Weisberg responded that fraud is intent to deceive, and there has been no finding of such intent.
In the area of governance, Weisberg said the board will be expanded from seven to at least 11 members and perhaps 15.
"We are trying to identify people who can help us," he said, explaining that the board needed members, both internal and external to the university, with business expertise. He said he hoped to recruit help from the Graduate School of Business.
Serving with Weisberg and Stansky on the bookstore board are Agnes Peterson, vice president, of the Hoover Institution; Nancy Padgett of the School of Humanities and Sciences; and student Kevin Murakami. Student Sammie Speigner and sociology Prof. Sanford Dornbusch recently resigned their positions.
Whether the bookstore should continue to be technically owned by the association of 40 "members" who each pay $1 for the privilege is open to question, Weisberg said.

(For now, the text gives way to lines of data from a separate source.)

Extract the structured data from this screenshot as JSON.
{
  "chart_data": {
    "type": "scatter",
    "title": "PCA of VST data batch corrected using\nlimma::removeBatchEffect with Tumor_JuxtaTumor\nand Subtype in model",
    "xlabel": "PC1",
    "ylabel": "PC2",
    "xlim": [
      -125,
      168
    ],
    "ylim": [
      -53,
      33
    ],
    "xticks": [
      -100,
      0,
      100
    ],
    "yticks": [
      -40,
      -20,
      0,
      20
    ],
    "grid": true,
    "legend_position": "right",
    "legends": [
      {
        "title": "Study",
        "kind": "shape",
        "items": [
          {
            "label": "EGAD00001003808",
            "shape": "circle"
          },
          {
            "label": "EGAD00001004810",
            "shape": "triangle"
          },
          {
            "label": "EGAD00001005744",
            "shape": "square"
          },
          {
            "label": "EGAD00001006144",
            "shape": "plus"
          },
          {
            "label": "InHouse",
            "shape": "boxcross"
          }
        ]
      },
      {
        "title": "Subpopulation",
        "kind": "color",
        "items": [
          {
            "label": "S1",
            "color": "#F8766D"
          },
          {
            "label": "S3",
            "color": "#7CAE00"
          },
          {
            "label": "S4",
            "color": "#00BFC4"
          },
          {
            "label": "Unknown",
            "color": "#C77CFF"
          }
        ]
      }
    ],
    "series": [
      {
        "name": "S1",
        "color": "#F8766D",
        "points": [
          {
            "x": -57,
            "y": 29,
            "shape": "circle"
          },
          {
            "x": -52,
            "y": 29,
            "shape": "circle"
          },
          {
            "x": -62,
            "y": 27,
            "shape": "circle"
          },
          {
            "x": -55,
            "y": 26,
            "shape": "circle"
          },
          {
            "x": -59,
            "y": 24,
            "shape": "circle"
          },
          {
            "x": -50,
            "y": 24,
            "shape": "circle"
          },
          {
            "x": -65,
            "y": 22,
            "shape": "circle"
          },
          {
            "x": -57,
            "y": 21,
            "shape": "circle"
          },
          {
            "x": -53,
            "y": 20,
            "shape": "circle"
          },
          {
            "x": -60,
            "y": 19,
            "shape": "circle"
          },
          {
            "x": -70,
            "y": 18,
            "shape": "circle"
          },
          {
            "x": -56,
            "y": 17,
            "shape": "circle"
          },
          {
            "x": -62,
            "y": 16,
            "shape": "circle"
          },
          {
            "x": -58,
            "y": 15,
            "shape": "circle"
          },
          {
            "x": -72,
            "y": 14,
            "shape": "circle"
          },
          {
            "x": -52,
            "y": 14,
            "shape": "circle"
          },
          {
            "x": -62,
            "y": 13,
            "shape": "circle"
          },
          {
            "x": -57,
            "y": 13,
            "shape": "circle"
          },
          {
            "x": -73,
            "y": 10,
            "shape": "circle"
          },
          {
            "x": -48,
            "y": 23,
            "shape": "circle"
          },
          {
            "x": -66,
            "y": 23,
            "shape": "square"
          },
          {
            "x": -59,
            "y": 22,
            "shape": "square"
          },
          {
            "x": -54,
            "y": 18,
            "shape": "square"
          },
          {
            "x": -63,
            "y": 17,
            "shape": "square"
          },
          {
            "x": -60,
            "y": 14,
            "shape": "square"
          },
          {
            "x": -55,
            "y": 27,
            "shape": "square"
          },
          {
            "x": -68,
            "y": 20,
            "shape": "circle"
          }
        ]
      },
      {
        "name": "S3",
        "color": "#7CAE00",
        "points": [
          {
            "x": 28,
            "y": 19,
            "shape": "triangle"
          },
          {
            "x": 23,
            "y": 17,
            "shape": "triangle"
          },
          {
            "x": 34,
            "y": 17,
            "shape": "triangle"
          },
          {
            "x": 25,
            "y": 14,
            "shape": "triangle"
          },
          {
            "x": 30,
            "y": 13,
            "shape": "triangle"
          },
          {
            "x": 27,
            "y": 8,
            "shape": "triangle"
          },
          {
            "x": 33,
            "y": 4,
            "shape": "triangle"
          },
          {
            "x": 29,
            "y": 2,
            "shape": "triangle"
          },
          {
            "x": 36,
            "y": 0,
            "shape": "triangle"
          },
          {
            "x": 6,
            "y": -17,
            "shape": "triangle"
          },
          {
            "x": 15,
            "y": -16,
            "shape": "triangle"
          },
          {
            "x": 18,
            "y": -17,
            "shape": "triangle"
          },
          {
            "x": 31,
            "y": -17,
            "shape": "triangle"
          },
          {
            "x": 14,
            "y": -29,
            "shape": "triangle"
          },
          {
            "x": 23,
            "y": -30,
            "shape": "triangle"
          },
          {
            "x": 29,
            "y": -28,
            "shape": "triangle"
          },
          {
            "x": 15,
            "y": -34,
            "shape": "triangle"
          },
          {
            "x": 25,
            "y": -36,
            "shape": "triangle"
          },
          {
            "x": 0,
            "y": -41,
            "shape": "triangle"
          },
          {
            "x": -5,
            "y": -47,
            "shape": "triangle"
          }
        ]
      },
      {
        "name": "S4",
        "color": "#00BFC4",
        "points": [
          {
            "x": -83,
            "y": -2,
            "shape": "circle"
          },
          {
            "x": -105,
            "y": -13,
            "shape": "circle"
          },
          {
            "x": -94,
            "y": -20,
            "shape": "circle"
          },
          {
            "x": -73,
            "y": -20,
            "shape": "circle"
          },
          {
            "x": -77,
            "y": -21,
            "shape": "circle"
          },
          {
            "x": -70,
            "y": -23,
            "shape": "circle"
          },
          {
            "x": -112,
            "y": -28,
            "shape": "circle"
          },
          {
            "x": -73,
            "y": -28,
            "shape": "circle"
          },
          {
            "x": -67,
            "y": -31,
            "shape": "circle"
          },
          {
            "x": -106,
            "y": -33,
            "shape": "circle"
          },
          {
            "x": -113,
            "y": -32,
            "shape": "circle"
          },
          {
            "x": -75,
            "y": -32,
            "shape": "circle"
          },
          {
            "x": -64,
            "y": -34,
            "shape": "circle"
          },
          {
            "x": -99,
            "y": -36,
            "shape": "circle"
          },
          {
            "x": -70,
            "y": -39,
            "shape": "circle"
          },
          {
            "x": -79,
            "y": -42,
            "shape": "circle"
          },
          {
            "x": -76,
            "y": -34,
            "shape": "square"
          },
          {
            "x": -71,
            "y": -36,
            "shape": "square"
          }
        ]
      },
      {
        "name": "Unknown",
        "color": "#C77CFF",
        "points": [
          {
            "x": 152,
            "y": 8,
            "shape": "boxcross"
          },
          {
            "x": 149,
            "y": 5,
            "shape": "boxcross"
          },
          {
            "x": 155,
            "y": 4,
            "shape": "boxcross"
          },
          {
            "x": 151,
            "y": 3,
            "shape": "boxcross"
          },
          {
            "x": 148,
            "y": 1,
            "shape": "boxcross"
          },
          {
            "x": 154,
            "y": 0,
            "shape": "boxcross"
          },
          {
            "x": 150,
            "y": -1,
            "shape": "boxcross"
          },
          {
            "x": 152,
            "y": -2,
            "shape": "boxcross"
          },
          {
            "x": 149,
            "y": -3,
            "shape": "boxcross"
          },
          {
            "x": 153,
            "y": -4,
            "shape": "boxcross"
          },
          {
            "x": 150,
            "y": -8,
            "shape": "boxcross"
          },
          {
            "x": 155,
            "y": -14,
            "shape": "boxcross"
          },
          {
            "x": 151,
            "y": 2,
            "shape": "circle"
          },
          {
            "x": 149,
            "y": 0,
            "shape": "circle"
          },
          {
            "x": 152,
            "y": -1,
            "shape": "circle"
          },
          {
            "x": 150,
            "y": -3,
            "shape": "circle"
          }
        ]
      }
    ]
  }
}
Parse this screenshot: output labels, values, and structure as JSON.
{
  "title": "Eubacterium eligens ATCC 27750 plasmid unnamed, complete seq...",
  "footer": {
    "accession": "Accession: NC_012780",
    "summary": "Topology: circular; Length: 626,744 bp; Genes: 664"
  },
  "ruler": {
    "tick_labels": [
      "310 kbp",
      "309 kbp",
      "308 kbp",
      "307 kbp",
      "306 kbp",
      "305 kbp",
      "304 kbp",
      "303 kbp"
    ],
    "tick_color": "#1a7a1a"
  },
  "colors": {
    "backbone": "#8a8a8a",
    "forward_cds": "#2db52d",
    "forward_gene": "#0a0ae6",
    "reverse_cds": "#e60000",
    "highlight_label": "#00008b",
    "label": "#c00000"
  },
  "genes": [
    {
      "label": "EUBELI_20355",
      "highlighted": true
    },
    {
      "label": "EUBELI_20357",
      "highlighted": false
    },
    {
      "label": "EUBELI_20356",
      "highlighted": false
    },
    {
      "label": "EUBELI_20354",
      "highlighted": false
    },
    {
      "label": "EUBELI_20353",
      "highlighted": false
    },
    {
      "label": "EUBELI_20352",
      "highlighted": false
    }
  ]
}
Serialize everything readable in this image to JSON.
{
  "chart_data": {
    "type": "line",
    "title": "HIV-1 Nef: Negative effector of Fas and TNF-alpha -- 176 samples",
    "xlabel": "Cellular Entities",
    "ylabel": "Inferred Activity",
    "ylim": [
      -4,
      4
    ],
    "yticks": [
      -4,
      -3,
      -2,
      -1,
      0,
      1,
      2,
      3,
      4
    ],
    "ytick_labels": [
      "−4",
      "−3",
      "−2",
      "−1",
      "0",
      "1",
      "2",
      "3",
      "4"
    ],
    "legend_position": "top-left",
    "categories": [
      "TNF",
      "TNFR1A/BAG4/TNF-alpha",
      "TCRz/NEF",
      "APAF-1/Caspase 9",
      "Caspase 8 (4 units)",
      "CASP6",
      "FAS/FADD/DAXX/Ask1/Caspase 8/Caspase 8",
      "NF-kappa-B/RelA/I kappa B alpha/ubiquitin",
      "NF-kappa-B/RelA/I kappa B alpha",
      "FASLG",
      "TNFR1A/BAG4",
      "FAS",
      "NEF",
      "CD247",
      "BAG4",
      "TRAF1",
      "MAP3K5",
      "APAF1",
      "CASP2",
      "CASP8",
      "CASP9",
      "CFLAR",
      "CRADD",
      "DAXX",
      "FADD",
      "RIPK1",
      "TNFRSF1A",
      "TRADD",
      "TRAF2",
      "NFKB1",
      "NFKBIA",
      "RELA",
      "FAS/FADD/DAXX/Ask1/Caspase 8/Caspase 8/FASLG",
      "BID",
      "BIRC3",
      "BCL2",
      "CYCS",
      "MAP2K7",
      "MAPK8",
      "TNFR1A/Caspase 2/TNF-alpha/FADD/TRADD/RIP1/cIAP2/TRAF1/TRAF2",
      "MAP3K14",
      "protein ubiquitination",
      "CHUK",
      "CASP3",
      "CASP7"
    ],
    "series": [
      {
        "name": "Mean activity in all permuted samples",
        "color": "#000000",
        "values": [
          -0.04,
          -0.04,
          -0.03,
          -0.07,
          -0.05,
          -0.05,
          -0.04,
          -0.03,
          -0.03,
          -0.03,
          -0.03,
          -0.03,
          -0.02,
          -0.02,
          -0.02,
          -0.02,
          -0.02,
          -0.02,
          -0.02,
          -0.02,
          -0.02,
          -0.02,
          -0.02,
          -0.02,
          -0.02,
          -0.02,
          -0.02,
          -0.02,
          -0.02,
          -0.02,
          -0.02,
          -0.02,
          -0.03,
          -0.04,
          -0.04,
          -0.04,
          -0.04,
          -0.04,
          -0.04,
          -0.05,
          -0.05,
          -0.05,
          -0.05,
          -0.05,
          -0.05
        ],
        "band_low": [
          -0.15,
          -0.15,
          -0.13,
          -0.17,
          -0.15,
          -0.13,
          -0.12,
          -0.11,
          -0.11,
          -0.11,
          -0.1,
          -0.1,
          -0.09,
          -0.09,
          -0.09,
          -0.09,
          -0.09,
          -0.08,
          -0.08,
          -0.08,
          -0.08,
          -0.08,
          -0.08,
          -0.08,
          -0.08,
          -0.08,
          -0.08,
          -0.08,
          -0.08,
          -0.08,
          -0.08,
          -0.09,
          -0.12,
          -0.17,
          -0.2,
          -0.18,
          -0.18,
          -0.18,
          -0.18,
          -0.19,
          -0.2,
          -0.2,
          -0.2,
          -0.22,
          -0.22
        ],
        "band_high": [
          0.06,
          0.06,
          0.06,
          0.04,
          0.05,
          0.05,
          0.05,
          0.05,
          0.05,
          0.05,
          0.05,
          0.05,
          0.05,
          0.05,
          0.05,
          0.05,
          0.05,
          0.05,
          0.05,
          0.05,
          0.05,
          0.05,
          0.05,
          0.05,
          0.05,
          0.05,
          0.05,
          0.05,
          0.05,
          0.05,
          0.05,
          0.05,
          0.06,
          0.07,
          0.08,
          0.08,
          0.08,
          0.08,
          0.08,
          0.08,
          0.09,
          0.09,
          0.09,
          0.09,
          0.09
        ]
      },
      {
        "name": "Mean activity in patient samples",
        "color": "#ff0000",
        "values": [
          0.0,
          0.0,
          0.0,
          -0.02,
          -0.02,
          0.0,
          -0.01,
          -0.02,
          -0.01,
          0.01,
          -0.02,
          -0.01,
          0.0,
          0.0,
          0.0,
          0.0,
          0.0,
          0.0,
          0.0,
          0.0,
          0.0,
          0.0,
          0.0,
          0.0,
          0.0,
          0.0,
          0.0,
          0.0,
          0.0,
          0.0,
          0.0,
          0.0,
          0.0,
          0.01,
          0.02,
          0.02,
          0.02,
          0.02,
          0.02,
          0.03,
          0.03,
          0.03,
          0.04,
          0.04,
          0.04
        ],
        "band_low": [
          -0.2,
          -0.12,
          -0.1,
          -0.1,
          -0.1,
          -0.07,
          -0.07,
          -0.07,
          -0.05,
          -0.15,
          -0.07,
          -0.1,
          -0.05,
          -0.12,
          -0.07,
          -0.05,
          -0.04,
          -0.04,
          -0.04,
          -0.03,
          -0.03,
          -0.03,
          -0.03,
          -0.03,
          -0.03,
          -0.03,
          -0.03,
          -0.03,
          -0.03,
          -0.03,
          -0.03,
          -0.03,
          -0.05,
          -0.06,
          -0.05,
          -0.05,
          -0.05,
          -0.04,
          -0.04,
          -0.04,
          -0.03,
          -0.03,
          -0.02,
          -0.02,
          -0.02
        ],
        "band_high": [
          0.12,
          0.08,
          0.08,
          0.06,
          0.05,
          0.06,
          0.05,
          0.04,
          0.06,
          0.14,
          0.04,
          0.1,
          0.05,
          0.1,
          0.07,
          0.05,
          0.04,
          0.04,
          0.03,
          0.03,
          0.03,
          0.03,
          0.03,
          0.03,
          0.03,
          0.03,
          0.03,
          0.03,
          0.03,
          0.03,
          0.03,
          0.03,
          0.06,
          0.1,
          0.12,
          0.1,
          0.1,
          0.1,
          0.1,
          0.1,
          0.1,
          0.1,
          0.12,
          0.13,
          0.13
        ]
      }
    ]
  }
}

The association is an organization with only vague responsibilities and no authority or control, he said. In addition to selecting board members, it is intended to serve as a voice of the community in influencing bookstore operations, but there may be better ways of performing those functions, Weisberg said.
Prof. Mark Wolfson, business, warned Weisberg and Stansky that increasing the board size carries a danger of watering down governance by spreading it too broadly.
Prof. Ray Levitt, civil engineering, praised the breadth of the collection at the bookstore and noted that the board has acknowledged lax oversight. He warned that it would be "easy to overreact" to the problems uncovered by the Daily. The board should not "chase away talented managers" and risk ending up with dull, bureaucratic replacements, he said.
Kennedy closed the discussion by telling the senate that Weisberg "undertook to be the main solver of a problem he didn't create" during a year in which he also has served as a resident fellow and played a large role on budget-cutting committees. Weisberg was a member of the Faculty Senate Committee on Education and Scholarship at Stanford.
"I think he has performed magnificently," Kennedy said as senators applauded Weisberg.